How To: A Student’s Guide to Cooking on the Cheap
The biggest culture shock I got when first leaving home as a bright eyed, optimistic fresher wasn’t having to do my own washing, nor the sudden emancipation from my parents, no. It was the price of ham. Like, proper quality ham that isn’t formed into suspiciously neat rectangles or circles (or the hallmark of quality – rectangles with circular edges). Ham is expensive! And it doesn’t end there! Proper cheese that isn’t marketed as ‘cheddar-style’ cheese, fruit juice that isn’t from concentrate, and worst of all fresh meat – chicken breasts are how much? BUT WHERE’S THE REST OF THE CHICKEN? Luxuries like these don’t come cheap, and it’s no wonder so many students turn to things that can be put on toast – eating is an expensive habit.
I’m now in the 43rd year of my PhD, and living the student life for so long has taught me a few things about working to a tight budget. In this How To series, I hope to share some of this earned wisdom with you because budget living isn’t glamorous – but it doesn’t have to be ugly either. This week is my guide to cooking on the cheap.
There are two words you need to know when it comes to cooking on the cheap: batch cooking. This is your mantra to eating cheap. Cooking meals en masse to feed you over the next few weeks is a game changer – not only is it wallet-friendly, but the convenience of fishing a homemade meal out of the freezer when you can’t be bothered to get dressed/are hungover is pretty great.
Before leaping face first in to batch cooking though, a rigorous mental preparation is required. Much like attaining nirvana in Buddhism or a first in a last-minute essay, batch cooking requires a certain stillness of mind – your inner chef’s chi if you will. First, you must find a batch cook friendly recipe. Bolognese, chili, curry, and soups are good batch cook fodder – they’re low maintenance, can be portioned up, and freeze with the greatest of ease. If you’re a vegetarian or a vegetarian sympathizer then meals like these will cost you next to nothing. Tray bake dishes like lasagna and moussaka are also options for an intermediate batch cooker, but keep it simple to start with.

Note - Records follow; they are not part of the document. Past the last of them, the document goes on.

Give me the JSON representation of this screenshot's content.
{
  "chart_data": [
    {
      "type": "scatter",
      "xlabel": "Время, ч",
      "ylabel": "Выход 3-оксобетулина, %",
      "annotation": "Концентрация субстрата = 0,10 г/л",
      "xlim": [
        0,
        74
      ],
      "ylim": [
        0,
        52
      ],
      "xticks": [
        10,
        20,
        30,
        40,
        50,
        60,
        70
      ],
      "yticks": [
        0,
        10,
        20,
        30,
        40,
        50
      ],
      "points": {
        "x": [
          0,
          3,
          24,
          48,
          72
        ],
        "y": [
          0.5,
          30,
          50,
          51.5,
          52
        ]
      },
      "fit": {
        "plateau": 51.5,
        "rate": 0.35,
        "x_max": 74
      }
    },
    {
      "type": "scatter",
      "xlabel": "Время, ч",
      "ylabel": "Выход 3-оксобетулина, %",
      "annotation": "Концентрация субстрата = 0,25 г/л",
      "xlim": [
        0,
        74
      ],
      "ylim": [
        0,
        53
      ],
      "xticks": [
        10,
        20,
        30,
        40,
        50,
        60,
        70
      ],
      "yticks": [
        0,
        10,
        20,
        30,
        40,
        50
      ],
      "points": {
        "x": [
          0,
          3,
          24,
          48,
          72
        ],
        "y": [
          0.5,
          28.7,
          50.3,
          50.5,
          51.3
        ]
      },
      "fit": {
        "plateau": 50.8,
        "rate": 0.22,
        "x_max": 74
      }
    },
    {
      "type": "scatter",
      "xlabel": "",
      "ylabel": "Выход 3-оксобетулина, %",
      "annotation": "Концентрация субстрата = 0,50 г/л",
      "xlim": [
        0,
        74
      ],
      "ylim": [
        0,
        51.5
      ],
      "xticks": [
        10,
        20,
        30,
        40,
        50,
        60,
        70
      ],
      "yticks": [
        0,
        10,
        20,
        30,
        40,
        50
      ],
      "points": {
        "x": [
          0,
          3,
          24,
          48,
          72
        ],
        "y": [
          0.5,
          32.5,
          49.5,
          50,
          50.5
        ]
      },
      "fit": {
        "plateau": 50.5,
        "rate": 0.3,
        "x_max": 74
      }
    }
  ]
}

The second step to successful batch cooking is the acquisition of appropriate goods at an affordable locale. So you know, go shopping. Lidl and Aldi are like bloody cathedrals to the batch cookist, so get yourself down to your local chapter and put some time in. You could also try a smaller parish churches like butchers and market stalls if that’s your thing. Try shopping at these places towards the end of the working day for good deals.

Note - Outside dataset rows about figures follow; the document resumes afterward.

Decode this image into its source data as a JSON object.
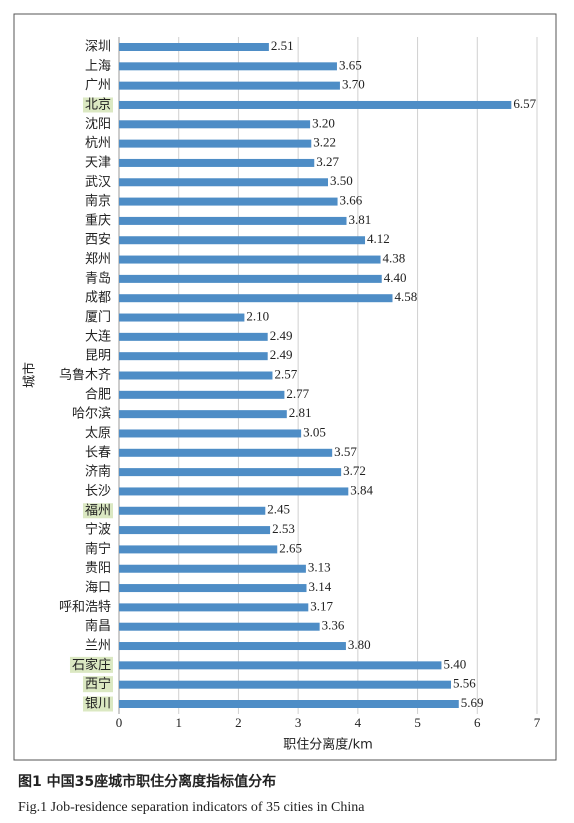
{
  "chart_data": {
    "type": "hbar",
    "y_label": "城市",
    "x_label": "职住分离度/km",
    "categories": [
      "深圳",
      "上海",
      "广州",
      "北京",
      "沈阳",
      "杭州",
      "天津",
      "武汉",
      "南京",
      "重庆",
      "西安",
      "郑州",
      "青岛",
      "成都",
      "厦门",
      "大连",
      "昆明",
      "乌鲁木齐",
      "合肥",
      "哈尔滨",
      "太原",
      "长春",
      "济南",
      "长沙",
      "福州",
      "宁波",
      "南宁",
      "贵阳",
      "海口",
      "呼和浩特",
      "南昌",
      "兰州",
      "石家庄",
      "西宁",
      "银川"
    ],
    "values": [
      2.51,
      3.65,
      3.7,
      6.57,
      3.2,
      3.22,
      3.27,
      3.5,
      3.66,
      3.81,
      4.12,
      4.38,
      4.4,
      4.58,
      2.1,
      2.49,
      2.49,
      2.57,
      2.77,
      2.81,
      3.05,
      3.57,
      3.72,
      3.84,
      2.45,
      2.53,
      2.65,
      3.13,
      3.14,
      3.17,
      3.36,
      3.8,
      5.4,
      5.56,
      5.69
    ],
    "value_labels": [
      "2.51",
      "3.65",
      "3.70",
      "6.57",
      "3.20",
      "3.22",
      "3.27",
      "3.50",
      "3.66",
      "3.81",
      "4.12",
      "4.38",
      "4.40",
      "4.58",
      "2.10",
      "2.49",
      "2.49",
      "2.57",
      "2.77",
      "2.81",
      "3.05",
      "3.57",
      "3.72",
      "3.84",
      "2.45",
      "2.53",
      "2.65",
      "3.13",
      "3.14",
      "3.17",
      "3.36",
      "3.80",
      "5.40",
      "5.56",
      "5.69"
    ],
    "highlight": [
      3,
      24,
      32,
      33,
      34
    ],
    "color": "#4e8dc6",
    "highlight_color": "#dbe8c2",
    "xlim": [
      0,
      7
    ],
    "xticks": [
      0,
      1,
      2,
      3,
      4,
      5,
      6,
      7
    ],
    "grid": true
  },
  "captions": {
    "cn": "图1 中国35座城市职住分离度指标值分布",
    "en": "Fig.1 Job-residence separation indicators of 35 cities in China"
  }
}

Having achieved these steps, you are now ready for kitchen preparation. Ensure you are well equipped with the right cooking apparatus. A big old pan is a requirement, as is the freezer space and Tupperware to store the fruits of your labour. With these steps in hand, you have achieved the correct state of mind to begin batch cooking. From here you need only to go forth and cook. Best get going then.